I have designed a home with exposed beam roof framing over the exterior porch area. Does anyone know where I can find details to make the rafter to beam connections and collar tie to rafter connections. These connections would need to be relatively attractive as they will remain exposed.
There are two books out both by Tedd Benson on timber framing that may have the connections you are looking for. The first title is "Building the Timber Frame House" the second title is "The Timber Frame Home". I just pulled them off the book shelves and it looks like there are connections that would be useful.
As a matter of fact, I am currently quoting out the exact same thing. I got the Simpson's StrongTie CD, which has all of their products listed. There are six pages of beam/glulam connectors made of heavy gauge steel. They come in that strange, galvanized color, but I just paint them black with Rustoleum before installation. Looks very good, not expensive, and code accepted. Failing that, on the last timber-frame home, the connector plates were all "architected" from 3/16" steel with thru-bolts to make connections. I went to my local steel-supplier, who cut the plates and punched out the bolt holes. After putting them in, out came the Rustoleum again, and they looked great.

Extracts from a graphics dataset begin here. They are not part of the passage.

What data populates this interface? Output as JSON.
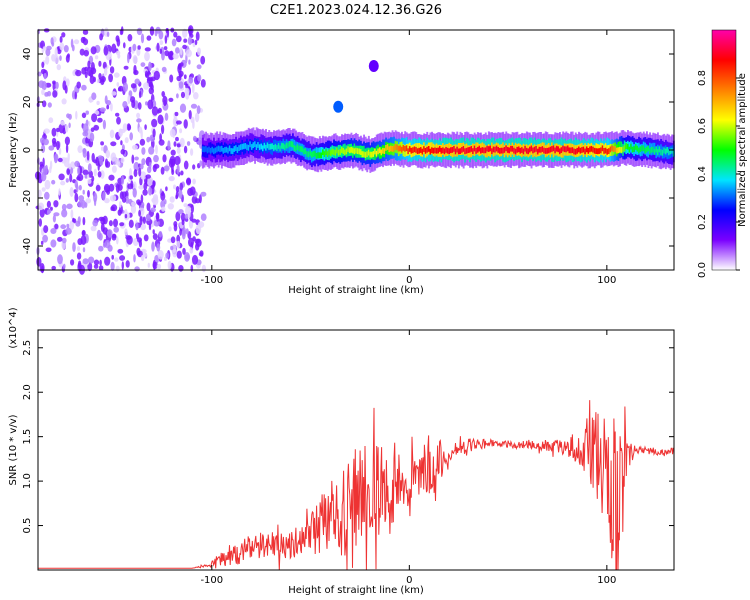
{
  "chart_data": [
    {
      "type": "heatmap",
      "title": "C2E1.2023.024.12.36.G26",
      "xlabel": "Height of straight line (km)",
      "ylabel": "Frequency (Hz)",
      "xlim": [
        -188,
        134
      ],
      "ylim": [
        -50,
        50
      ],
      "xticks": [
        "-100",
        "0",
        "100"
      ],
      "yticks": [
        "-40",
        "-20",
        "0",
        "20",
        "40"
      ],
      "colorbar": {
        "label": "Normalized spectral amplitude",
        "range": [
          0.0,
          1.0
        ],
        "ticks": [
          "0.0",
          "0.2",
          "0.4",
          "0.6",
          "0.8"
        ],
        "colors": [
          "#ffffff",
          "#7a00ff",
          "#0000ff",
          "#00e5ff",
          "#00ff00",
          "#ffff00",
          "#ff8000",
          "#ff0000",
          "#ff00aa"
        ]
      },
      "regions": [
        {
          "x_range": [
            -188,
            -104
          ],
          "description_values": "scattered noise across all frequencies",
          "amplitude": 0.05
        },
        {
          "x_range": [
            -104,
            134
          ],
          "center_frequency": 0,
          "amplitude_peak": 0.9
        }
      ],
      "ridge": {
        "x": [
          -105,
          -90,
          -80,
          -70,
          -60,
          -50,
          -40,
          -30,
          -20,
          -10,
          0,
          20,
          40,
          60,
          80,
          100,
          110,
          134
        ],
        "y": [
          0,
          0,
          2,
          1,
          2,
          -2,
          -1,
          0,
          -2,
          1,
          0,
          0,
          0,
          0,
          0,
          0,
          1,
          -1
        ],
        "amplitude": [
          0.3,
          0.35,
          0.35,
          0.4,
          0.45,
          0.45,
          0.55,
          0.6,
          0.6,
          0.7,
          0.85,
          0.9,
          0.9,
          0.9,
          0.9,
          0.85,
          0.5,
          0.4
        ]
      },
      "secondary_blobs": [
        {
          "x": -36,
          "y": 18,
          "amplitude": 0.3
        },
        {
          "x": -18,
          "y": 35,
          "amplitude": 0.15
        }
      ]
    },
    {
      "type": "line",
      "xlabel": "Height of straight line (km)",
      "ylabel": "SNR (10 * v/v)",
      "y_multiplier": "(x10^4)",
      "xlim": [
        -188,
        134
      ],
      "ylim": [
        0,
        2.7
      ],
      "xticks": [
        "-100",
        "0",
        "100"
      ],
      "yticks": [
        "0.5",
        "1.0",
        "1.5",
        "2.0",
        "2.5"
      ],
      "color": "#ee3333",
      "x": [
        -188,
        -150,
        -110,
        -102,
        -95,
        -90,
        -85,
        -80,
        -75,
        -70,
        -65,
        -60,
        -55,
        -50,
        -45,
        -40,
        -35,
        -30,
        -25,
        -20,
        -15,
        -10,
        -5,
        0,
        5,
        10,
        15,
        20,
        25,
        30,
        35,
        40,
        45,
        50,
        55,
        60,
        65,
        70,
        75,
        80,
        85,
        90,
        95,
        100,
        102,
        104,
        106,
        108,
        110,
        115,
        120,
        125,
        130,
        134
      ],
      "y": [
        0.02,
        0.02,
        0.02,
        0.05,
        0.12,
        0.18,
        0.2,
        0.25,
        0.28,
        0.3,
        0.28,
        0.3,
        0.35,
        0.42,
        0.48,
        0.55,
        0.6,
        0.75,
        0.85,
        0.9,
        0.95,
        0.85,
        0.95,
        1.0,
        1.05,
        1.15,
        1.2,
        1.28,
        1.35,
        1.4,
        1.42,
        1.42,
        1.42,
        1.42,
        1.4,
        1.42,
        1.4,
        1.4,
        1.4,
        1.38,
        1.38,
        1.4,
        1.3,
        1.1,
        0.9,
        0.7,
        0.6,
        0.7,
        1.3,
        1.35,
        1.34,
        1.34,
        1.33,
        1.33
      ],
      "noise_amplitude": [
        0.0,
        0.0,
        0.0,
        0.02,
        0.1,
        0.12,
        0.15,
        0.15,
        0.15,
        0.18,
        0.18,
        0.18,
        0.2,
        0.25,
        0.35,
        0.45,
        0.5,
        0.55,
        0.6,
        0.6,
        0.6,
        0.45,
        0.35,
        0.3,
        0.25,
        0.45,
        0.25,
        0.15,
        0.1,
        0.08,
        0.06,
        0.05,
        0.04,
        0.04,
        0.04,
        0.05,
        0.05,
        0.06,
        0.08,
        0.1,
        0.2,
        0.35,
        0.5,
        0.7,
        0.9,
        1.1,
        1.2,
        1.0,
        0.2,
        0.05,
        0.04,
        0.04,
        0.04,
        0.04
      ]
    }
  ]
}
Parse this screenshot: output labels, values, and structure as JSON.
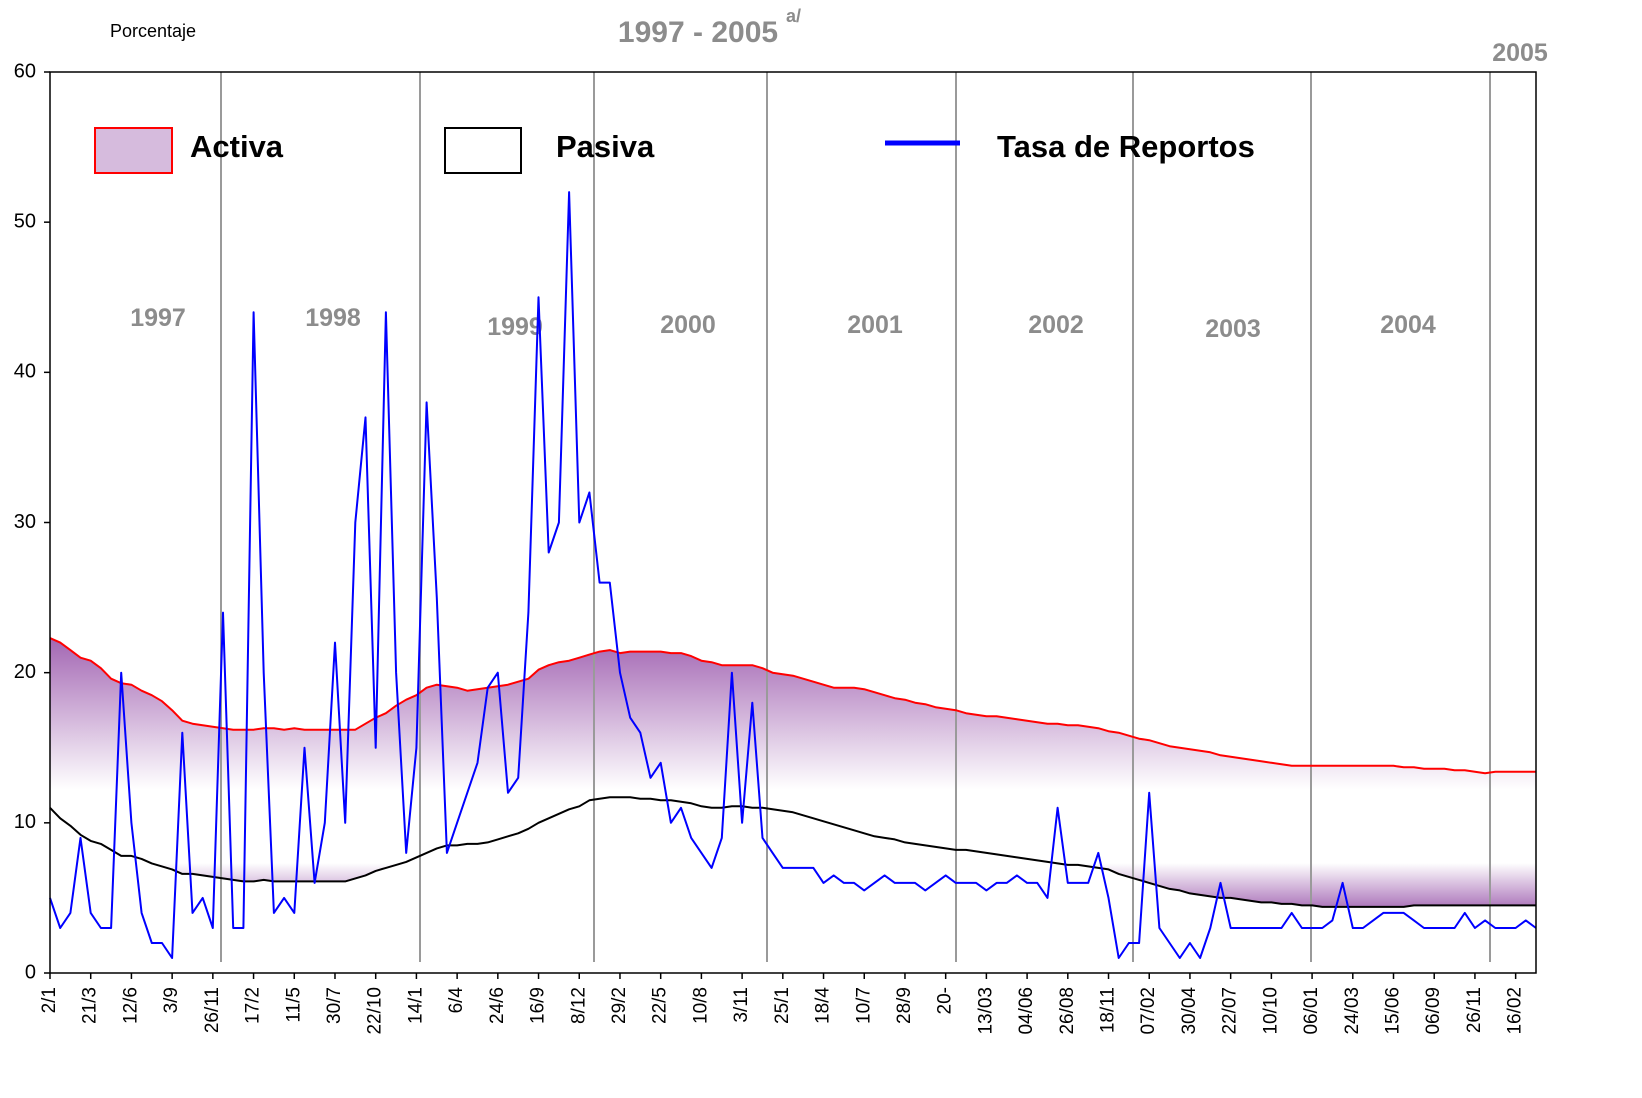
{
  "chart_data": {
    "type": "line",
    "title": "1997 - 2005",
    "title_note": "a/",
    "y_label": "Porcentaje",
    "annotations": [
      "1997",
      "1998",
      "1999",
      "2000",
      "2001",
      "2002",
      "2003",
      "2004",
      "2005"
    ],
    "ylim": [
      0,
      60
    ],
    "yticks": [
      0,
      10,
      20,
      30,
      40,
      50,
      60
    ],
    "categories": [
      "2/1",
      null,
      null,
      null,
      "21/3",
      null,
      null,
      null,
      "12/6",
      null,
      null,
      null,
      "3/9",
      null,
      null,
      null,
      "26/11",
      null,
      null,
      null,
      "17/2",
      null,
      null,
      null,
      "11/5",
      null,
      null,
      null,
      "30/7",
      null,
      null,
      null,
      "22/10",
      null,
      null,
      null,
      "14/1",
      null,
      null,
      null,
      "6/4",
      null,
      null,
      null,
      "24/6",
      null,
      null,
      null,
      "16/9",
      null,
      null,
      null,
      "8/12",
      null,
      null,
      null,
      "29/2",
      null,
      null,
      null,
      "22/5",
      null,
      null,
      null,
      "10/8",
      null,
      null,
      null,
      "3/11",
      null,
      null,
      null,
      "25/1",
      null,
      null,
      null,
      "18/4",
      null,
      null,
      null,
      "10/7",
      null,
      null,
      null,
      "28/9",
      null,
      null,
      null,
      "20-",
      null,
      null,
      null,
      "13/03",
      null,
      null,
      null,
      "04/06",
      null,
      null,
      null,
      "26/08",
      null,
      null,
      null,
      "18/11",
      null,
      null,
      null,
      "07/02",
      null,
      null,
      null,
      "30/04",
      null,
      null,
      null,
      "22/07",
      null,
      null,
      null,
      "10/10",
      null,
      null,
      null,
      "06/01",
      null,
      null,
      null,
      "24/03",
      null,
      null,
      null,
      "15/06",
      null,
      null,
      null,
      "06/09",
      null,
      null,
      null,
      "26/11",
      null,
      null,
      null,
      "16/02",
      null,
      null
    ],
    "series": [
      {
        "name": "Activa",
        "color": "#ff0000",
        "fill": "#a468b4",
        "values": [
          22.3,
          22.0,
          21.5,
          21,
          20.8,
          20.3,
          19.6,
          19.3,
          19.2,
          18.8,
          18.5,
          18.1,
          17.5,
          16.8,
          16.6,
          16.5,
          16.4,
          16.3,
          16.2,
          16.2,
          16.2,
          16.3,
          16.3,
          16.2,
          16.3,
          16.2,
          16.2,
          16.2,
          16.2,
          16.2,
          16.2,
          16.6,
          17.0,
          17.3,
          17.8,
          18.2,
          18.5,
          19.0,
          19.2,
          19.1,
          19.0,
          18.8,
          18.9,
          19.0,
          19.1,
          19.2,
          19.4,
          19.6,
          20.2,
          20.5,
          20.7,
          20.8,
          21.0,
          21.2,
          21.4,
          21.5,
          21.3,
          21.4,
          21.4,
          21.4,
          21.4,
          21.3,
          21.3,
          21.1,
          20.8,
          20.7,
          20.5,
          20.5,
          20.5,
          20.5,
          20.3,
          20.0,
          19.9,
          19.8,
          19.6,
          19.4,
          19.2,
          19.0,
          19.0,
          19.0,
          18.9,
          18.7,
          18.5,
          18.3,
          18.2,
          18.0,
          17.9,
          17.7,
          17.6,
          17.5,
          17.3,
          17.2,
          17.1,
          17.1,
          17.0,
          16.9,
          16.8,
          16.7,
          16.6,
          16.6,
          16.5,
          16.5,
          16.4,
          16.3,
          16.1,
          16.0,
          15.8,
          15.6,
          15.5,
          15.3,
          15.1,
          15.0,
          14.9,
          14.8,
          14.7,
          14.5,
          14.4,
          14.3,
          14.2,
          14.1,
          14.0,
          13.9,
          13.8,
          13.8,
          13.8,
          13.8,
          13.8,
          13.8,
          13.8,
          13.8,
          13.8,
          13.8,
          13.8,
          13.7,
          13.7,
          13.6,
          13.6,
          13.6,
          13.5,
          13.5,
          13.4,
          13.3,
          13.4,
          13.4,
          13.4,
          13.4,
          13.4
        ]
      },
      {
        "name": "Pasiva",
        "color": "#000000",
        "values": [
          11.0,
          10.3,
          9.8,
          9.2,
          8.8,
          8.6,
          8.2,
          7.8,
          7.8,
          7.6,
          7.3,
          7.1,
          6.9,
          6.6,
          6.6,
          6.5,
          6.4,
          6.3,
          6.2,
          6.1,
          6.1,
          6.2,
          6.1,
          6.1,
          6.1,
          6.1,
          6.1,
          6.1,
          6.1,
          6.1,
          6.3,
          6.5,
          6.8,
          7.0,
          7.2,
          7.4,
          7.7,
          8.0,
          8.3,
          8.5,
          8.5,
          8.6,
          8.6,
          8.7,
          8.9,
          9.1,
          9.3,
          9.6,
          10.0,
          10.3,
          10.6,
          10.9,
          11.1,
          11.5,
          11.6,
          11.7,
          11.7,
          11.7,
          11.6,
          11.6,
          11.5,
          11.5,
          11.4,
          11.3,
          11.1,
          11.0,
          11.0,
          11.1,
          11.1,
          11.0,
          11.0,
          10.9,
          10.8,
          10.7,
          10.5,
          10.3,
          10.1,
          9.9,
          9.7,
          9.5,
          9.3,
          9.1,
          9.0,
          8.9,
          8.7,
          8.6,
          8.5,
          8.4,
          8.3,
          8.2,
          8.2,
          8.1,
          8.0,
          7.9,
          7.8,
          7.7,
          7.6,
          7.5,
          7.4,
          7.3,
          7.2,
          7.2,
          7.1,
          7.0,
          6.9,
          6.6,
          6.4,
          6.2,
          6.0,
          5.8,
          5.6,
          5.5,
          5.3,
          5.2,
          5.1,
          5.0,
          5.0,
          4.9,
          4.8,
          4.7,
          4.7,
          4.6,
          4.6,
          4.5,
          4.5,
          4.4,
          4.4,
          4.4,
          4.4,
          4.4,
          4.4,
          4.4,
          4.4,
          4.4,
          4.5,
          4.5,
          4.5,
          4.5,
          4.5,
          4.5,
          4.5,
          4.5,
          4.5,
          4.5,
          4.5,
          4.5,
          4.5
        ]
      },
      {
        "name": "Tasa de Reportos",
        "color": "#0000ff",
        "values": [
          5,
          3,
          4,
          9,
          4,
          3,
          3,
          20,
          10,
          4,
          2,
          2,
          1,
          16,
          4,
          5,
          3,
          24,
          3,
          3,
          44,
          20,
          4,
          5,
          4,
          15,
          6,
          10,
          22,
          10,
          30,
          37,
          15,
          44,
          20,
          8,
          15,
          38,
          25,
          8,
          10,
          12,
          14,
          19,
          20,
          12,
          13,
          24,
          45,
          28,
          30,
          52,
          30,
          32,
          26,
          26,
          20,
          17,
          16,
          13,
          14,
          10,
          11,
          9,
          8,
          7,
          9,
          20,
          10,
          18,
          9,
          8,
          7,
          7,
          7,
          7,
          6,
          6.5,
          6,
          6,
          5.5,
          6,
          6.5,
          6,
          6,
          6,
          5.5,
          6,
          6.5,
          6,
          6,
          6,
          5.5,
          6,
          6,
          6.5,
          6,
          6,
          5,
          11,
          6,
          6,
          6,
          8,
          5,
          1,
          2,
          2,
          12,
          3,
          2,
          1,
          2,
          1,
          3,
          6,
          3,
          3,
          3,
          3,
          3,
          3,
          4,
          3,
          3,
          3,
          3.5,
          6,
          3,
          3,
          3.5,
          4,
          4,
          4,
          3.5,
          3,
          3,
          3,
          3,
          4,
          3,
          3.5,
          3,
          3,
          3,
          3.5,
          3
        ]
      }
    ],
    "grid": false
  }
}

I've been looking for these myself...I found some joist hangers for 4x material at Schroeder Log Home Supply www.loghelp.com at thier web site do a search for joist hangers...you can also try Harmony Exchange, they specialize in timber frame construction, there wasn't any connectors on thier web site you'll have to call them. Hope this is some help, good luck
Timber framing doesn't use metal connectors. You want timbers, exposed joints, well do it the old fashioned way with dovetails, mortise and tenons and/or birdsmouths. No metal connectors. follow Jack's lead with Tedd Benson's first book, "building the timber framed house"
Most inspectors like to see steel in the collar tie to rafter connection. It doesn't have to be "seen" though. A steel rod that runs through a channel in the top of the collar tie, where it won't be seen, gives you, the homeowner and the inspector a little piece of mind.